Sepeninggal pamannya Otto III pada tahun 1002, ia dipilih menjadi kaisar. Namun ia terlebih dahulu harus berperang selama 12 tahun sebelum menduduki tahkta kekaisaran. Ia menyerang Italia untuk menjatuhkan Arduin dan Ivera dan dinobatkan menjadi raja Lombardia pada tahun 1004. Ia menghalau suku-suku bangsa Slavia yang menyerang wilayahnya. Kemudian ia membebaskan Bohemia dari kekuasaan Boleslav I dari Polandia, dan menyatukan daerah Bohemia, Moravia dan Burgundia ke dalam wilayah kekuasaannya. Ia menyerahkan kembali Hungaria kepada Gereja. Kemudian lagi, ia mengusir Paus tandingan Gregorius dan mengembalikan Paus Benediktus VIII ke atas tahkta kePausan. Akhirnya pada tahun 1014 ia dinobatkan menjadi kaisar di gereja Santo Petrus di Roma. Ia mendirikan tahkta Bamberg dan bersama istrinya Kunigunde berusaha memperbaharui kehidupan Gereja., mengikuti aturan biara Kluni. Ia menyumbangkan banyak harta kekayaannya untuk mendirikan gereja-gereja dan biara.

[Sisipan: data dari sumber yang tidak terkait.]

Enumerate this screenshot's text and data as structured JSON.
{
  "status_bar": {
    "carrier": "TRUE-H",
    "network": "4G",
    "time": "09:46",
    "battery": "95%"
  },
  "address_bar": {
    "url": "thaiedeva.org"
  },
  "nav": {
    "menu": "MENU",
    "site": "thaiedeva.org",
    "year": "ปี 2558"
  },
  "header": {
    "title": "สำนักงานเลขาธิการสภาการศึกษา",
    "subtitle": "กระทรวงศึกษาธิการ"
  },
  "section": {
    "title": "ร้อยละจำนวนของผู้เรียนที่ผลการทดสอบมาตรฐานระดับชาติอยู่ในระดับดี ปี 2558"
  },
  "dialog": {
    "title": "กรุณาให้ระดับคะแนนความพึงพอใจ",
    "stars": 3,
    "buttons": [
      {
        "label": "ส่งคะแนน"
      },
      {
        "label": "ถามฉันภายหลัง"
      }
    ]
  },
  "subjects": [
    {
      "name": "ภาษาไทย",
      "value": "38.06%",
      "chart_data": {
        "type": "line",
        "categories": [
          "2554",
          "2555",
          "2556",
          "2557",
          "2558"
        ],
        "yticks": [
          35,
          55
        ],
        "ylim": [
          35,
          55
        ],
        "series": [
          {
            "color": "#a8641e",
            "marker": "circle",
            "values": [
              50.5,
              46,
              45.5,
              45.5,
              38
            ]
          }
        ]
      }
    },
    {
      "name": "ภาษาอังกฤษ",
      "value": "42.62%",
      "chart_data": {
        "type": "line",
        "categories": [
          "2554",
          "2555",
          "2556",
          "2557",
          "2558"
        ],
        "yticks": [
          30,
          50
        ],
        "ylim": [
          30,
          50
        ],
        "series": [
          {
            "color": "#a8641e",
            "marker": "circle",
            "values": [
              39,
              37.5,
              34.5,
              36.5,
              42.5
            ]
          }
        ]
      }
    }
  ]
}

Heindrich sangat disegani dan dianggap sebagai kaisar yang adil dan murah hati. Diantara bangunan-bangunan yang ia dirikan, katedral Bamberg adalah yang paling indah. Ia meninggal dunia di Grona, dekat katedral Bamberg berdampingan dengan Santa Kunigunde, istrinya. Heindrich dinyatakan Gereja sebagai ‘Santo’ pada tahun 1146 oleh Paus Eugenius III (1145-1153).

Santo Eugenius, Uskup

Eugenius lahir pada tahun 481. Ia menjabat sebagai uskup Kartago, Tunisia ketika terjadi perang berkali-kalli di kawasan itu. Karena kegiatan-kegiatannya melayani dan meneguhkan umat untuk tidak mengikuti ajaran sesat Arianisme, maka ia ditangkap dan dibuang dua kali dari keuskupannya.

13 Agustus

Santo Hippolitus, Martir

Hippolitus adalah imam dan murid Santo Ireneus. Ia dikenal sebagai seorang pengarang terpelajar di Roma yang mempunyai sikap keras. Sikapnya yang keras itu tampak dalam peristiwa pemilihan Kalistus sebagai Paus. Hippolitus bukan saja melawan Kalistus sebagai Paus terpilih (217-222), tetapi juga mengakuinya sebagai Paus yang sah. Dalam sejarah kePausan, Hippolitus dikenal sebagai Paus tandingan pertama (217-222) di dalam sejarah Gereja.
Dalam masa pemerintahan Kaisar Maksimianus, Hippolitus bersama temannya Pontianus-yang kemudian menjadi pengganti Paus Kalistus dibuang jauh dari Roma. Namun ia tetap teguh dan menanggung peneritaan yang menimpa dirinya dengan sabar. Setelah Paus meninggal, Hippolistus tunduk pada Paus Pontianus, yang menggantikan Kalistus. Hippolitus bersama Pontianus kemudian dibunuh bersama-sama oleh kaisar pada tahun 235.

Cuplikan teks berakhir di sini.